I remember playing a game on Cheiftain where I was in the modern age and the last remaining AI was just starting the middle ages. He demanded chivalry, I think, and then declared war. Needless to say, marines and tanks started killing him soon afterwards.
 
Some dumb things:

I remember playing a game where there were only three civs left, and I had driven one civ to the brink of extinction (it had two cities on an island I couldn't be bothered to track down). I was building the U.N. just to prevent my main opponent from getting it, and two turns before I completed it, it decided to declare war on the little tiny civ, making it easy for me to get a diplomatic victory.

Another game I remember (monarch level), I was Byzantines playing against a much larger and stronger Greek empire. We had pretty good relations, as we were trading a pile of luxuries back and forth. Come the Industrial era, I had extra coal, it had none. At no point did it ever inquire about whether I would be interested in selling my coal, so I built my railroads and buried them in the tech race.

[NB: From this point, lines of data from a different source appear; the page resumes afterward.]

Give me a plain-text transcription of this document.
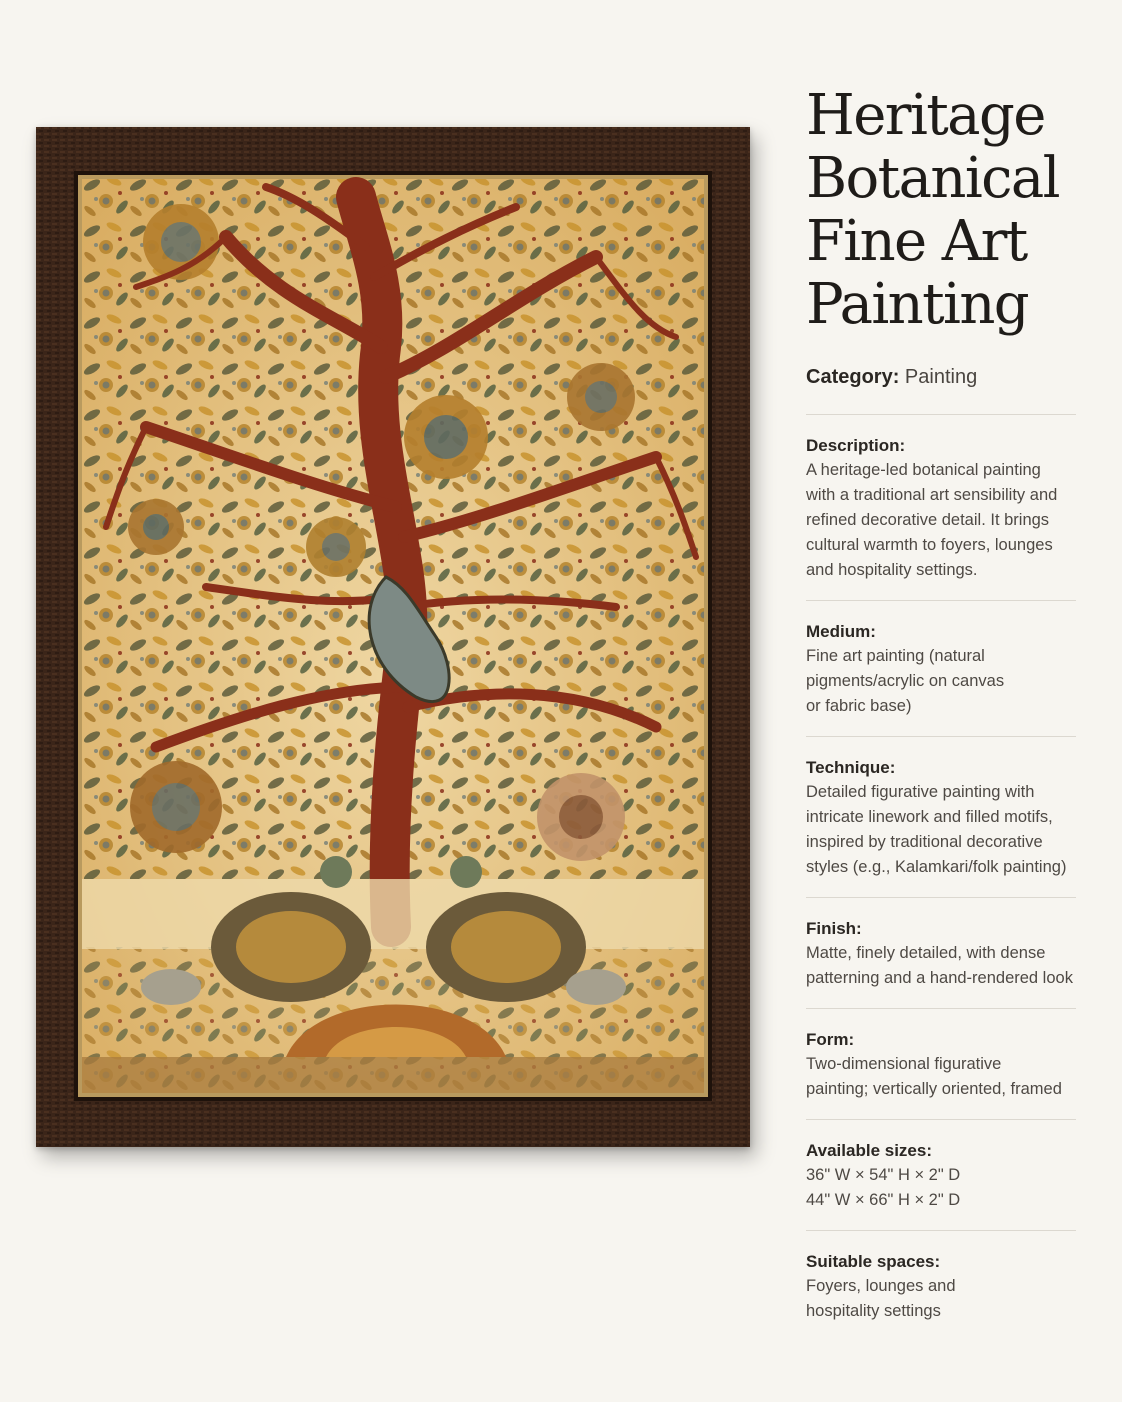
Heritage
Botanical
Fine Art
Painting
Category: Painting
Description:
A heritage-led botanical painting
with a traditional art sensibility and
refined decorative detail. It brings
cultural warmth to foyers, lounges
and hospitality settings.
Medium:
Fine art painting (natural
pigments/acrylic on canvas
or fabric base)
Technique:
Detailed figurative painting with
intricate linework and filled motifs,
inspired by traditional decorative
styles (e.g., Kalamkari/folk painting)
Finish:
Matte, finely detailed, with dense
patterning and a hand-rendered look
Form:
Two-dimensional figurative
painting; vertically oriented, framed
Available sizes:
36" W × 54" H × 2" D
44" W × 66" H × 2" D
Suitable spaces:
Foyers, lounges and
hospitality settings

Then there was the time the French allowed me to win a space race, even though they had already built four spaceship parts by the time I completed my Apollo project and had all the techs they needed. They didn't even finish second in the space race. I think they only built one more part.
 
Definitelly the dumbest thing the AI do is declare hopeless wars. In a recent game I was top civ with India No.2. I had destroyed all the Russian cities in one move. They survived as they had a settler which I could not locate. Next move they use the settler to build a city in a tiny gap in the middle of Indian territory and immediately declare war on them. They are destroyed by the rampaging Indians on the next move of course.
 
I've experienced, and profited from, the AI's being too stupic to connect all their resources. I was Greece on a standard map, sharing a continent with Babylon at about 60/40 Territory in my favor. I had acces to a few scattered patches on incense, so once we were connected I deceided to sell it. I contact Ham, sell him the incense for 56 gold (everything he had) and a map. While I'm loking over his territory, I see he has incense on a hill RIGHT NEXT TO ONE OF HIS CITIES!!! I was laughing for the next 5 turns.
 
One time an AI on Regent sent 3 workers right next to my capitol and fortified them.
 
Yuri2356 said:
I've experienced, and profited from, the AI's being too stupic to connect all their resources. I was Greece on a standard map, sharing a continent with Babylon at about 60/40 Territory in my favor. I had acces to a few scattered patches on incense, so once we were connected I deceided to sell it. I contact Ham, sell him the incense for 56 gold (everything he had) and a map. While I'm loking over his territory, I see he has incense on a hill RIGHT NEXT TO ONE OF HIS CITIES!!! I was laughing for the next 5 turns.

I have also noticed the AI ignore a luxury resource. (perhaps this is a bug). I dont ever remember them ignoring strategic resources. Indeed I think they even 'know' where they will be in the future.